The unintentional discovery of d-lysergic acid diethylamide tartrate-LSD-25 led to a cultural revolution – nobody today can deny that the hallucinogen uncovered by Swiss scientist Albert Hoffman in 1938 helped shape the hippy movement of the 1960s and sparked worldwide interest, having a massive impact on neuroscience research and treatment.
The actual discovery of LSD as a hallucinogen occurred when Dr Hoffman was involved in pharmaceutical research in Basel, Switzerland, hoping to produce drugs that would help ease the pain of childbirth. Having synthesized what would later become known as LSD; Hoffman catalogued the untested substance and placed it in storage, after finding nothing particularly interesting about it during the initial analysis. It wasn’t until a Friday afternoon in April 1943 when Hoffman discovered the true properties of the compound, inadvertently absorbing a healthy dose of it when handling the chemical at work without wearing gloves. On his bicycle ride back home he observed “an uninterrupted stream of fantastic pictures, extraordinary shapes with intense, kaleidoscopic play of colors”.

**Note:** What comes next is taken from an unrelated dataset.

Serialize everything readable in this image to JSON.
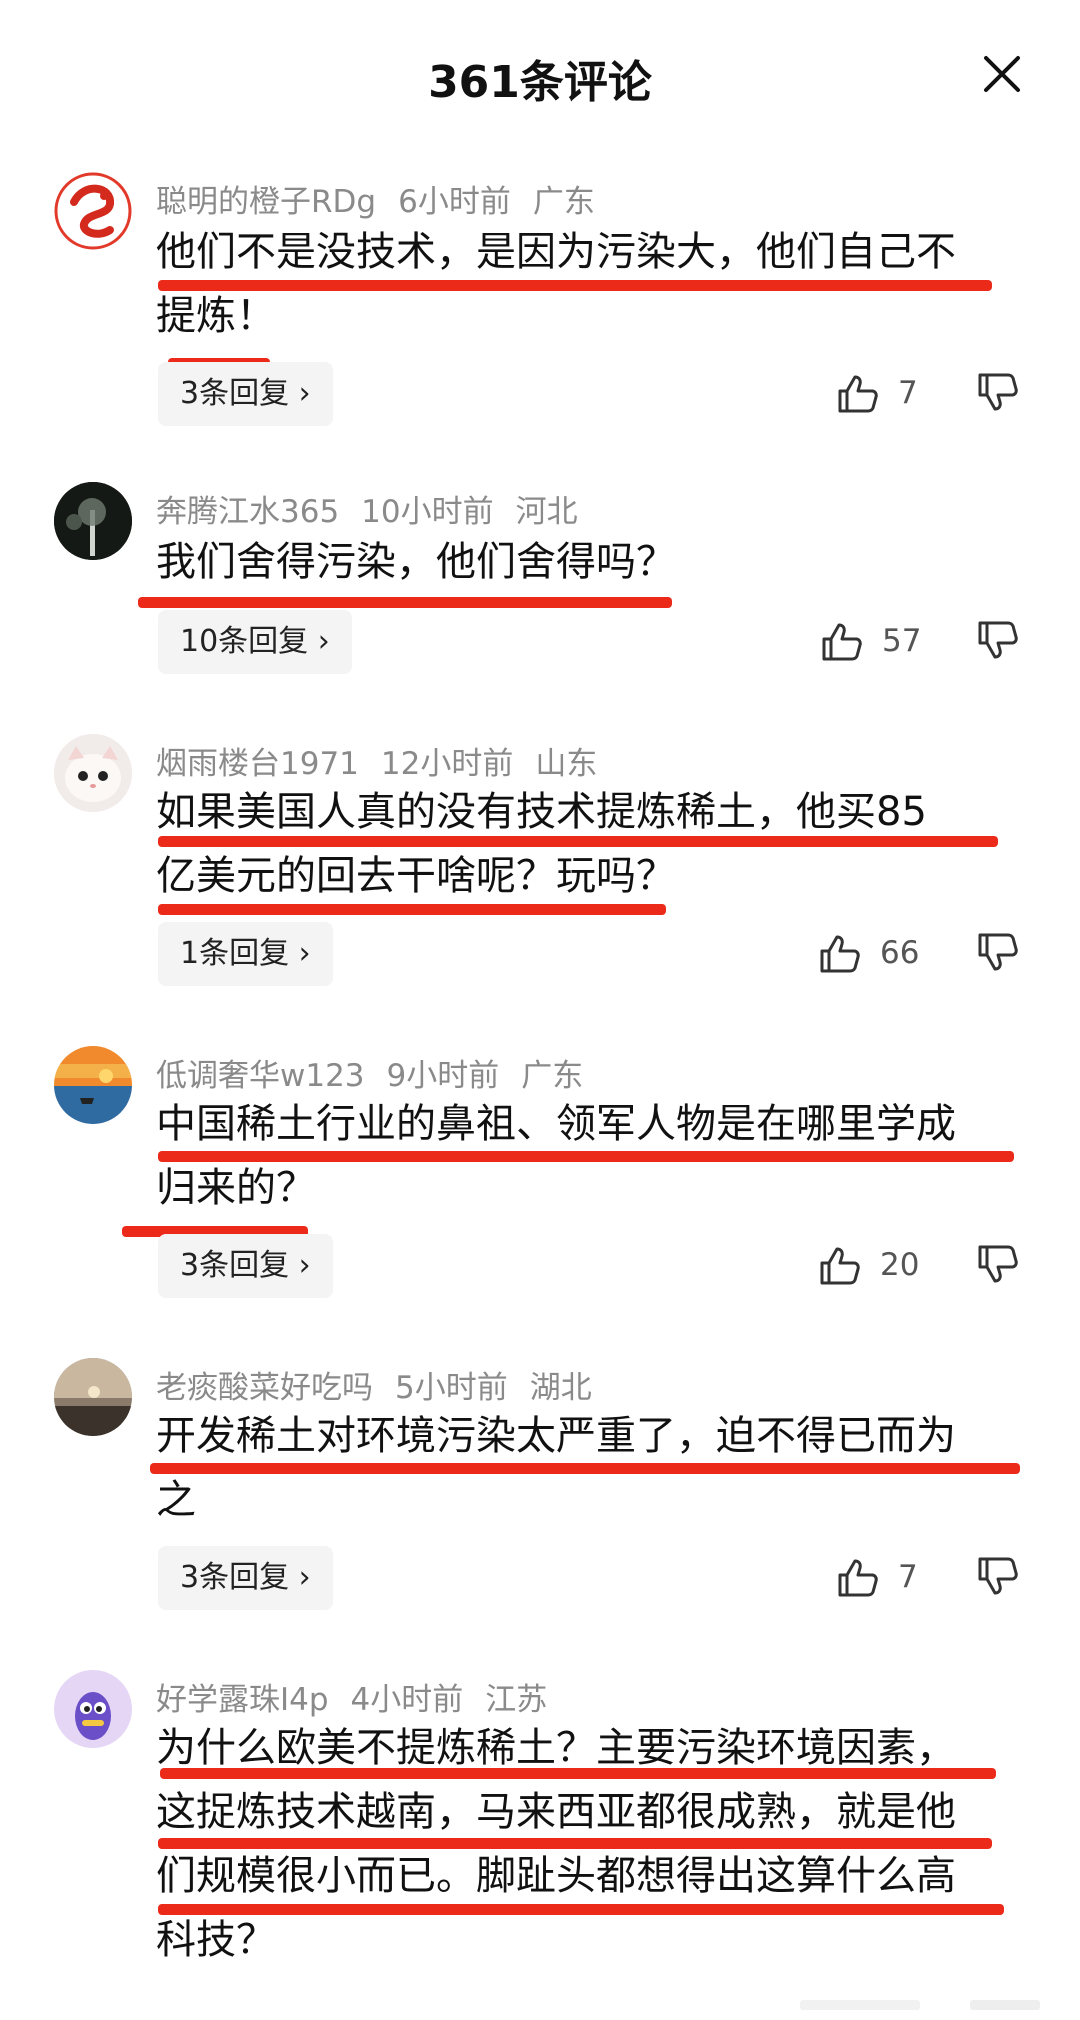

Criminalized throughout the USA in 1966 (and most others following suit soon after), further research into LSD was (and still is) constantly hampered by its illegal status. Early researcher Dr Richard Alpert claimed to have administered LSD to 200 test subjects by 1961, and reported that 85% of his test subjects said that the experience was the “most educational” of their lives. (Source wiki)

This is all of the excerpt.